Involved in public policy for more than 20 years, he was director of government affairs at the University of California, Berkeley, before working in the Clinton administration as an adviser to the Federal Emergency Management Agency (FEMA) on pre-disaster planning and environmental issues. During that period, he headed two White House task forces dealing with community environmental planning.
"The JPA is a very strong organization, but it also has a lot of potential in which to grow," Mr. Materman said. "I think the public is very interested in seeing results."

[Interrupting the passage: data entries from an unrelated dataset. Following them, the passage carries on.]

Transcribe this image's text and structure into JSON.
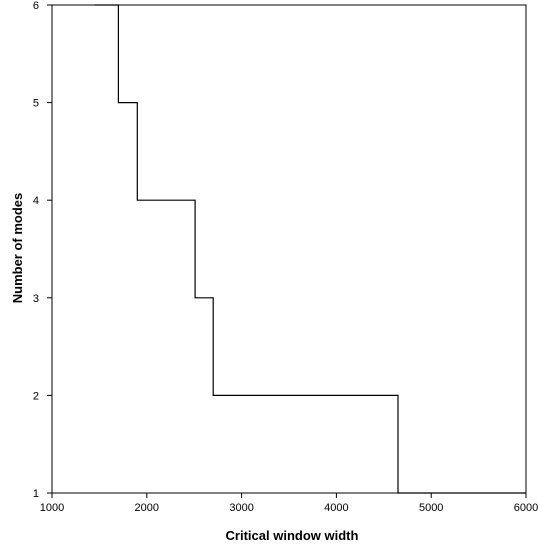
{
  "chart_data": {
    "type": "line",
    "title": "",
    "xlabel": "Critical window width",
    "ylabel": "Number of modes",
    "xlim": [
      1000,
      6000
    ],
    "ylim": [
      1,
      6
    ],
    "x_ticks": [
      1000,
      2000,
      3000,
      4000,
      5000,
      6000
    ],
    "y_ticks": [
      1,
      2,
      3,
      4,
      5,
      6
    ],
    "grid": false,
    "legend": "none",
    "line_color": "#000000",
    "step": true,
    "series": [
      {
        "x": [
          1450,
          1700,
          1700,
          1900,
          1900,
          2510,
          2510,
          2700,
          2700,
          4650,
          4650,
          6000
        ],
        "y": [
          6,
          6,
          5,
          5,
          4,
          4,
          3,
          3,
          2,
          2,
          1,
          1
        ]
      }
    ]
  }
}
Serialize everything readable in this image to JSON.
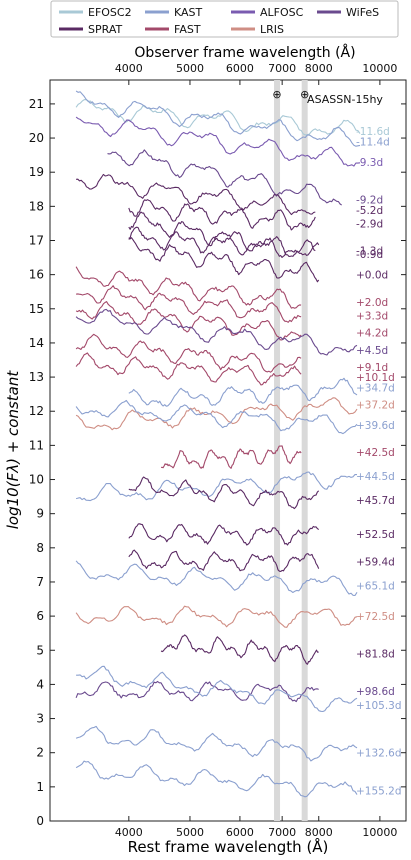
{
  "chart_data": {
    "type": "line",
    "title": "ASASSN-15hy",
    "xlabel_bottom": "Rest frame wavelength",
    "xlabel_top": "Observer frame wavelength",
    "xunit": "(Å)",
    "ylabel": "log10(Fλ) + constant",
    "xscale": "log",
    "xlim": [
      3000,
      11000
    ],
    "ylim": [
      0,
      21.7
    ],
    "xticks_bottom": [
      4000,
      5000,
      6000,
      7000,
      8000,
      10000
    ],
    "xticks_top": [
      4000,
      5000,
      6000,
      7000,
      8000,
      10000
    ],
    "yticks": [
      0,
      1,
      2,
      3,
      4,
      5,
      6,
      7,
      8,
      9,
      10,
      11,
      12,
      13,
      14,
      15,
      16,
      17,
      18,
      19,
      20,
      21
    ],
    "telluric_bands": [
      6870,
      7600
    ],
    "telluric_symbol": "⊕",
    "instruments": [
      {
        "name": "EFOSC2",
        "color": "#a9c9d6"
      },
      {
        "name": "KAST",
        "color": "#8ba0cf"
      },
      {
        "name": "ALFOSC",
        "color": "#7a5bb0"
      },
      {
        "name": "WiFeS",
        "color": "#6a4a8e"
      },
      {
        "name": "SPRAT",
        "color": "#5a2a63"
      },
      {
        "name": "FAST",
        "color": "#a3496a"
      },
      {
        "name": "LRIS",
        "color": "#cf8e84"
      }
    ],
    "spectra": [
      {
        "label": "-11.6d",
        "instrument": "EFOSC2",
        "y_label": 20.2,
        "y_start": 20.9,
        "x_start": 3300,
        "x_end": 9300
      },
      {
        "label": "-11.4d",
        "instrument": "KAST",
        "y_label": 19.9,
        "y_start": 21.1,
        "x_start": 3300,
        "x_end": 9300
      },
      {
        "label": "-9.3d",
        "instrument": "ALFOSC",
        "y_label": 19.3,
        "y_start": 20.5,
        "x_start": 3300,
        "x_end": 9300
      },
      {
        "label": "-9.2d",
        "instrument": "WiFeS",
        "y_label": 18.2,
        "y_start": 19.6,
        "x_start": 3700,
        "x_end": 8700
      },
      {
        "label": "-5.2d",
        "instrument": "SPRAT",
        "y_label": 17.9,
        "y_start": 18.8,
        "x_start": 3300,
        "x_end": 7900
      },
      {
        "label": "-2.9d",
        "instrument": "SPRAT",
        "y_label": 17.5,
        "y_start": 18.0,
        "x_start": 4000,
        "x_end": 7900
      },
      {
        "label": "-0.9d",
        "instrument": "SPRAT",
        "y_label": 16.6,
        "y_start": 17.6,
        "x_start": 4000,
        "x_end": 8000
      },
      {
        "label": "-1.3d",
        "instrument": "SPRAT",
        "y_label": 16.7,
        "y_start": 17.1,
        "x_start": 4000,
        "x_end": 7900
      },
      {
        "label": "+0.0d",
        "instrument": "SPRAT",
        "y_label": 16.0,
        "y_start": 16.8,
        "x_start": 4000,
        "x_end": 8000
      },
      {
        "label": "+2.0d",
        "instrument": "FAST",
        "y_label": 15.2,
        "y_start": 16.0,
        "x_start": 3300,
        "x_end": 7500
      },
      {
        "label": "+3.3d",
        "instrument": "FAST",
        "y_label": 14.8,
        "y_start": 15.5,
        "x_start": 3300,
        "x_end": 7500
      },
      {
        "label": "+4.2d",
        "instrument": "FAST",
        "y_label": 14.3,
        "y_start": 15.0,
        "x_start": 3300,
        "x_end": 7500
      },
      {
        "label": "+4.5d",
        "instrument": "WiFeS",
        "y_label": 13.8,
        "y_start": 14.8,
        "x_start": 3300,
        "x_end": 9200
      },
      {
        "label": "+9.1d",
        "instrument": "FAST",
        "y_label": 13.3,
        "y_start": 14.0,
        "x_start": 3300,
        "x_end": 7500
      },
      {
        "label": "+10.1d",
        "instrument": "FAST",
        "y_label": 13.0,
        "y_start": 13.4,
        "x_start": 3300,
        "x_end": 7500
      },
      {
        "label": "+34.7d",
        "instrument": "KAST",
        "y_label": 12.7,
        "y_start": 12.3,
        "x_start": 4000,
        "x_end": 9200
      },
      {
        "label": "+37.2d",
        "instrument": "LRIS",
        "y_label": 12.2,
        "y_start": 11.6,
        "x_start": 3300,
        "x_end": 9200
      },
      {
        "label": "+39.6d",
        "instrument": "KAST",
        "y_label": 11.6,
        "y_start": 12.1,
        "x_start": 3300,
        "x_end": 9200
      },
      {
        "label": "+42.5d",
        "instrument": "FAST",
        "y_label": 10.8,
        "y_start": 10.5,
        "x_start": 4500,
        "x_end": 7500
      },
      {
        "label": "+44.5d",
        "instrument": "KAST",
        "y_label": 10.1,
        "y_start": 9.5,
        "x_start": 3300,
        "x_end": 9200
      },
      {
        "label": "+45.7d",
        "instrument": "SPRAT",
        "y_label": 9.4,
        "y_start": 9.8,
        "x_start": 4000,
        "x_end": 8000
      },
      {
        "label": "+52.5d",
        "instrument": "SPRAT",
        "y_label": 8.4,
        "y_start": 8.4,
        "x_start": 4000,
        "x_end": 8000
      },
      {
        "label": "+59.4d",
        "instrument": "SPRAT",
        "y_label": 7.6,
        "y_start": 7.6,
        "x_start": 4000,
        "x_end": 8000
      },
      {
        "label": "+65.1d",
        "instrument": "KAST",
        "y_label": 6.9,
        "y_start": 7.3,
        "x_start": 3300,
        "x_end": 9200
      },
      {
        "label": "+72.5d",
        "instrument": "LRIS",
        "y_label": 6.0,
        "y_start": 6.0,
        "x_start": 3300,
        "x_end": 9200
      },
      {
        "label": "+81.8d",
        "instrument": "SPRAT",
        "y_label": 4.9,
        "y_start": 5.2,
        "x_start": 4500,
        "x_end": 8000
      },
      {
        "label": "+98.6d",
        "instrument": "WiFeS",
        "y_label": 3.8,
        "y_start": 3.8,
        "x_start": 3300,
        "x_end": 8000
      },
      {
        "label": "+105.3d",
        "instrument": "KAST",
        "y_label": 3.4,
        "y_start": 4.3,
        "x_start": 3300,
        "x_end": 9200
      },
      {
        "label": "+132.6d",
        "instrument": "KAST",
        "y_label": 2.0,
        "y_start": 2.5,
        "x_start": 3300,
        "x_end": 9200
      },
      {
        "label": "+155.2d",
        "instrument": "KAST",
        "y_label": 0.9,
        "y_start": 1.5,
        "x_start": 3300,
        "x_end": 9200
      }
    ]
  }
}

The small agency, run by a board of representatives from neighboring cities and counties, is working to develop a comprehensive flood-protection and environmental-improvement project for areas affected by the creek, which has a lengthy history of flooding.
Heyward Robinson, who represents Menlo Park and acts as the JPA's vice-chair and secretary, said Mr. Materman's extensive and relevant experience makes him especially well-suited for the position.
"I think he's going to bring a fresh set of eyeballs and neurons to this job," Mr. Robinson said.
Mr. Materman also is familiar with watercourses: He founded America's Rivers Communities Inc. in 2000 and served on the board of Friends of Cordilleras Creek in San Mateo County.
He more recently served on the Flooding, Land-Use and Creeks Ad Hoc Advisory Committee (FLUC) for San Carlos, where he unsuccessfully ran for city council in 2005.
He will confront new challenges in "the local California rules that all of us have to put up with," Mr. Robinson said.
In the past, the JPA has struggled to secure federal and local funding for the long-term studies and flood-control projects it seeks to implement.
Mr. Robinson hopes Mr. Materman's experience will be instrumental in "helping us communicate issues and challenges, both to the public and government officials."
"I think Len will be a forceful, effective advocate for that," Mr. Robinson said.
Mr. Materman is joining the JPA at a time when the board is attempting to put some critical projects in motion, said Palo Alto Vice-Mayor Peter Drekmeier, who represents Palo Alto on the JPA board. Mr. Drekmeier said tasks include flood-damage-reduction studies and "early implementation projects" that have suffered from lack of funding.
"We have a lot to do in the near future," he said. "We need to get started sooner rather than later, and make sure it's compatible with a long-term fit."
Thea Lamkin is with the Palo Alto Weekly.